Our forbidden-yet-known, youthful-almost-romance lasted the whole school year. On the last day of classes I was given one of my most fond and treasured memories. Caroline held my hand and then kissed me on the cheek. I’m ashamed to admit it but it took quite a while for me to realize that it wasn’t a dream.
That summer Caroline spent away from our small town. With the following fall season came the new school year and still, Caroline was away from our small town. At that point in my life, I had not known yet how to be a cynic; how to be hyperaware of the moving world and society. I was still an optimist. For two months I waited every day for Caroline thinking – even knowing that she would come back. I would wait for her to sit beside me in class so that we could talk and play and I could give her the flowers that I picked for her almost every day.

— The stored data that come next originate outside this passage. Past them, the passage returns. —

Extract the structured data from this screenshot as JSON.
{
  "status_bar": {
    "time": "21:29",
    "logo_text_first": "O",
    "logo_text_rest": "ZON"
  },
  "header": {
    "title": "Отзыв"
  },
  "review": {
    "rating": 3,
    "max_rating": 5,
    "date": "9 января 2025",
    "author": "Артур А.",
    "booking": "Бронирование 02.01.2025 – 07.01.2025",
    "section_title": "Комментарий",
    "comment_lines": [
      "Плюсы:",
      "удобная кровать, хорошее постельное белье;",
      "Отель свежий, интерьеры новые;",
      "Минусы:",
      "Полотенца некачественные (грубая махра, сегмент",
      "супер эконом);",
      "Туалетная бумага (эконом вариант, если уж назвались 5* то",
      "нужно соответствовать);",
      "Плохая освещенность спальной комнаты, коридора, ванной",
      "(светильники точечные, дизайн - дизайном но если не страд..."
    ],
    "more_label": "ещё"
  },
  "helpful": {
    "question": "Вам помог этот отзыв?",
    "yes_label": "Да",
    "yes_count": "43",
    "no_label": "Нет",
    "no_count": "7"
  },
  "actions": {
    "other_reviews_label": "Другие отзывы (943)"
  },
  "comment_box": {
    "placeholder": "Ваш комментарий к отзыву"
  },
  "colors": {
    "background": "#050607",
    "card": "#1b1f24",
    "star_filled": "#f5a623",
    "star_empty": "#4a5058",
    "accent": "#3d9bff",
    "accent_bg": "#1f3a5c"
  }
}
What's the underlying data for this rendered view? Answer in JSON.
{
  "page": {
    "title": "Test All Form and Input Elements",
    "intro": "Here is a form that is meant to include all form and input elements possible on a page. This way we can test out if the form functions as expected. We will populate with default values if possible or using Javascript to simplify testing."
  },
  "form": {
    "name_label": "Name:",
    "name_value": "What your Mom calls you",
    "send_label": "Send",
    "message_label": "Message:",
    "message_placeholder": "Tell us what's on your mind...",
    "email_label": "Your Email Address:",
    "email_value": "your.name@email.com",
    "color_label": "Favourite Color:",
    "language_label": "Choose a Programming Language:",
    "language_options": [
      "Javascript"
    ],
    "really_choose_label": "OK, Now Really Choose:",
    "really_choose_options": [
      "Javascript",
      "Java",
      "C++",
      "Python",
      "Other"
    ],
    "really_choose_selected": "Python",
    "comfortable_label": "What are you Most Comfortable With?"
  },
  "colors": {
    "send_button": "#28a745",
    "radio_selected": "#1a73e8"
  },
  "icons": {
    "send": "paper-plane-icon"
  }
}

Eventually my mind snapped back into reality and I could almost taste the red string of fate that connected Caroline and me withering in the wind along with every other broken heart.
From then on I was not one to join in with others through my own volition. I had become a wall of ice not letting anyone near me. I admit, it was an immature act from an immature person. I wish that I could be able to tell myself to stop being a coward; that for everyone the red string of fate will be broken at one point or the other and that it is just an expected occurrence. But rationality was not something my brain could handle. I felt that way – cold and divided – for years. It was only until my last year of university that I thought maybe, just maybe, I could have been wrong to act that way.
How does one do such a one-eighty in such a short time? What is it that I did to stop my inherent introvert qualities from taking over my physical movements? Coincidence, perhaps. Fate – an even better sort of reasoning.
On a day like any other I was in bed with the blinds pulled up so I could stare at the sun. The tingling sensation of a sunshine overdose in my optical receptors was always something I liked to feel which many probably thought odd and uncomfortable. It was a Saturday in November and I was not doing anything. I had not known yet but that red string of fate was alive and well attached to my foot to someone I would meet that day.